Investing in real estate is probably the largest sum of money most individuals are going to spend at once in their lifetime, yet the decision to aquire a house or an appartment is often made rather quickly and on the basis of gut feeling, rather than data.

I'm myself in a position where possibility of being a home owner is moving ever closer. But as a data guy I couldn't possibly conform to the norm and not base such a decision of the data.

The main questions I want to answer are:

  • How much does location matter?
  • Is it possible to predict listing prices based on characteristics of the home?
  • If so, what features are most important?

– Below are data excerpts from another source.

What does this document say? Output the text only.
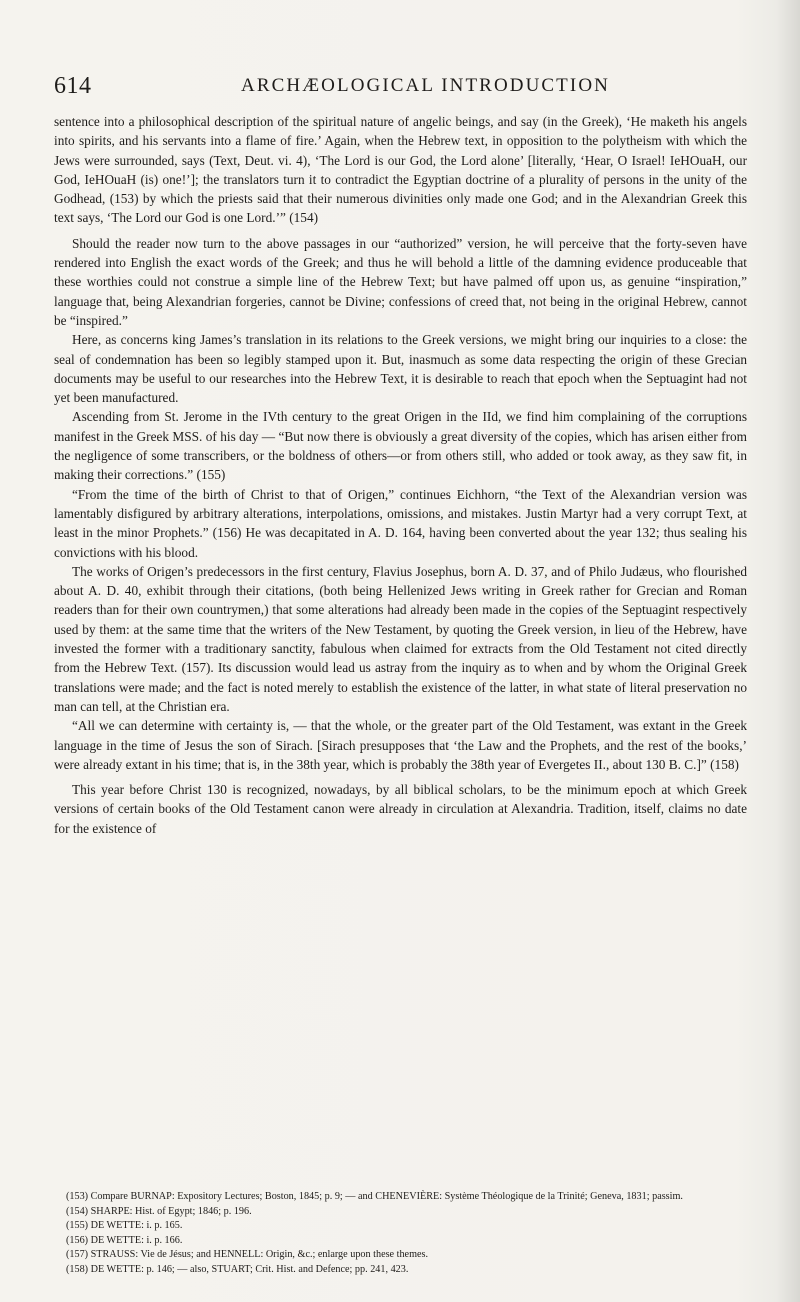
614	ARCHÆOLOGICAL INTRODUCTION

sentence into a philosophical description of the spiritual nature of angelic beings, and say (in the Greek), ‘He maketh his angels into spirits, and his servants into a flame of fire.’ Again, when the Hebrew text, in opposition to the polytheism with which the Jews were surrounded, says (Text, Deut. vi. 4), ‘The Lord is our God, the Lord alone’ [literally, ‘Hear, O Israel! IeHOuaH, our God, IeHOuaH (is) one!’]; the translators turn it to contradict the Egyptian doctrine of a plurality of persons in the unity of the Godhead, (153) by which the priests said that their numerous divinities only made one God; and in the Alexandrian Greek this text says, ‘The Lord our God is one Lord.’” (154)

Should the reader now turn to the above passages in our “authorized” version, he will perceive that the forty-seven have rendered into English the exact words of the Greek; and thus he will behold a little of the damning evidence produceable that these worthies could not construe a simple line of the Hebrew Text; but have palmed off upon us, as genuine “inspiration,” language that, being Alexandrian forgeries, cannot be Divine; confessions of creed that, not being in the original Hebrew, cannot be “inspired.”

Here, as concerns king James’s translation in its relations to the Greek versions, we might bring our inquiries to a close: the seal of condemnation has been so legibly stamped upon it. But, inasmuch as some data respecting the origin of these Grecian documents may be useful to our researches into the Hebrew Text, it is desirable to reach that epoch when the Septuagint had not yet been manufactured.

Ascending from St. Jerome in the IVth century to the great Origen in the IId, we find him complaining of the corruptions manifest in the Greek MSS. of his day — “But now there is obviously a great diversity of the copies, which has arisen either from the negligence of some transcribers, or the boldness of others—or from others still, who added or took away, as they saw fit, in making their corrections.” (155)

“From the time of the birth of Christ to that of Origen,” continues Eichhorn, “the Text of the Alexandrian version was lamentably disfigured by arbitrary alterations, interpolations, omissions, and mistakes. Justin Martyr had a very corrupt Text, at least in the minor Prophets.” (156) He was decapitated in A. D. 164, having been converted about the year 132; thus sealing his convictions with his blood.

The works of Origen’s predecessors in the first century, Flavius Josephus, born A. D. 37, and of Philo Judæus, who flourished about A. D. 40, exhibit through their citations, (both being Hellenized Jews writing in Greek rather for Grecian and Roman readers than for their own countrymen,) that some alterations had already been made in the copies of the Septuagint respectively used by them: at the same time that the writers of the New Testament, by quoting the Greek version, in lieu of the Hebrew, have invested the former with a traditionary sanctity, fabulous when claimed for extracts from the Old Testament not cited directly from the Hebrew Text. (157). Its discussion would lead us astray from the inquiry as to when and by whom the Original Greek translations were made; and the fact is noted merely to establish the existence of the latter, in what state of literal preservation no man can tell, at the Christian era.

“All we can determine with certainty is, — that the whole, or the greater part of the Old Testament, was extant in the Greek language in the time of Jesus the son of Sirach. [Sirach presupposes that ‘the Law and the Prophets, and the rest of the books,’ were already extant in his time; that is, in the 38th year, which is probably the 38th year of Evergetes II., about 130 B. C.]” (158)

This year before Christ 130 is recognized, nowadays, by all biblical scholars, to be the minimum epoch at which Greek versions of certain books of the Old Testament canon were already in circulation at Alexandria. Tradition, itself, claims no date for the existence of

(153) Compare BURNAP: Expository Lectures; Boston, 1845; p. 9; — and CHENEVIÈRE: Système Théologique de la Trinité; Geneva, 1831; passim.
(154) SHARPE: Hist. of Egypt; 1846; p. 196.
(155) DE WETTE: i. p. 165.
(156) DE WETTE: i. p. 166.
(157) STRAUSS: Vie de Jésus; and HENNELL: Origin, &c.; enlarge upon these themes.
(158) DE WETTE: p. 146; — also, STUART; Crit. Hist. and Defence; pp. 241, 423.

This repo provides the code for:

  • Gathering data by web-scraping a large Danish real estate site
  • Wrangling said data to a tidy format
  • Using the data to create a machine learning model to predict listing prices

The results are neatly summed up in this medium blogpost.

Files

Jupyter Notebooks:

  • Data Wrangling: Code for web-scraping the Danish Real Estate company "Home" for their listings and wrangling this data
  • Data Analysis: Analysing the listing data

Data:

  • base_data: The result of scraping the entire Home database
  • home_data: The result of finding additional data for just the in house listings from Home
  • home_data_clean: First subresult of cleaning data - columns without information were dropped
  • home_data_clean_final: Final result of cleaning. Remaining columns were merged and additional were dropped.

Verisons and libraries

Using the Anaconda distribution the following have been used:

  • Python 3.7.3
  • Pandas 0.24.2
  • Request 2.21.0
  • Beautiful soup (bs4) 4.7.1
  • Scikit-learn 0.21.6
  • Seaborn 0.9.0
  • Graphviz 0.13.2 (note you need a standalone application as well) I haven't tested the code on any other version than the above.

Miscancellous

As always when using web scrapers, carefully think about the load you're putting on their servers. Consider if you can just use the data already gathered.